More than 12,000 Allied soldiers died there in horrific conditions, being forced to work with primitive tools and their bare hands in disease infested areas, on just two spoonfuls of mouldy rice per day.
“They’d pulled me off the truck with all the dead ones,” said Mr Bicknell, 93, who had lied about his age so he could enlist at age 17.
He was taken prisoner when Singapore fell in February 1942, after fighting the Japanese for more than a month in Malaya and Singapore.
Too weak to move, he would have died in the dirt alongside the corpses at Ban Pong station, but he was saved by “absolute sheer bloody luck”.
One of his ‘‘band of brothers’’ – a group of six mates who had been through hell together since first meeting during training in Bathurst – just happened to be unloading the corpses and recognised him.
Don Mackenzie, like Bicknell, was just skin and bones at this stage and was hardly able to stand.
But somehow he summoned the strength and wit to steal three eggs.
As he made his way back to his mate, he dropped one of the eggs, but he scooped it up and kept going.
“He’s lying alongside me holding my hand, saying, ‘don’t give up Tom, don’t give up’,” said Bicknell, who now lives at residential home RSL LifeCare Narrabeen.
“And I’m saying, ‘never, never, never’. That’s all I can remember saying.”
For three days they lay together beside the railway tracks, with Mackenzie feeding Bicknell two of the eggs and small sips of water, while he himself had the egg with all the dirt in it.
The Japanese showed no interest in the two diggers.
Eventually, Mackenzie managed to haul Bicknell into a railway cattle truck going south to Singapore.
It was standing room only and many died on that journey back to Changi.
“I still don’t know how long it took, probably three, four, five days,” remembers Bicknell.
“It’s a fair distance anyhow.
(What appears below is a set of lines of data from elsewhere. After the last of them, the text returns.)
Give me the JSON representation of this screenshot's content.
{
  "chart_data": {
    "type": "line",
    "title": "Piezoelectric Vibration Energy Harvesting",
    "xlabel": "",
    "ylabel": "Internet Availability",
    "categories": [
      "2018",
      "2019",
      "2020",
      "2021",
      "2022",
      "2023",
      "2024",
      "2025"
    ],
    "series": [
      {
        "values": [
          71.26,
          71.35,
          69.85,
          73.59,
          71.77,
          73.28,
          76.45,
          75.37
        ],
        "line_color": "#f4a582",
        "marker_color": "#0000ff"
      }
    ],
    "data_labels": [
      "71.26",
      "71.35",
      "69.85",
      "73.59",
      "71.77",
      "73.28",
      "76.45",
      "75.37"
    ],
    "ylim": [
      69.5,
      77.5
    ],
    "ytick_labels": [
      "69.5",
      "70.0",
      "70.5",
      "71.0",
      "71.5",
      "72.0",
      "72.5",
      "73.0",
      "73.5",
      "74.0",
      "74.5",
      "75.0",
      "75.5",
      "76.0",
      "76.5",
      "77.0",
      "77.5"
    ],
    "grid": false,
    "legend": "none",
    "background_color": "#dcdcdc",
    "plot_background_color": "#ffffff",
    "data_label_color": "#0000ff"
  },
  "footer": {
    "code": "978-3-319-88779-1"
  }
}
That was a bloody terrible thing.”
Back in Changi POW camp, the pair were immediately sent to hospital, where Bicknell stayed for more than seven months.
After that, he was sent back to work building Changi airfield and then digging tunnels, which he later learnt the Japanese had planned to use to entomb their prisoners if they were invaded.
“I refused to die,” said Bicknell.
“It’s as simple as that.”
Miraculously all six mates survived, and when the Japanese surrendered in August 1945, the horrified Gurkhas who were first into Changi found them skeletal and very sick.
“My clothes had all gone but I had on some boots and a jock strap and this little Gurkha took his shirt off and tried to put it on me,” Bicknell said.
The much-loved father, grandfather and great-grandfather has never told his story publicly until now.
Partly, because it’s so horrific and he has tried to forget, but also because he has long felt that Australia was ashamed of the POWs who were captured in Singapore.
Astonishing as it may seem now, he and his fellow diggers were not treated as heroes on their return, but booed as they disembarked in Sydney and he remembers one time being called a coward.He and sweetheart Fay wasted no time marrying and she nursed him back to health. It took six months.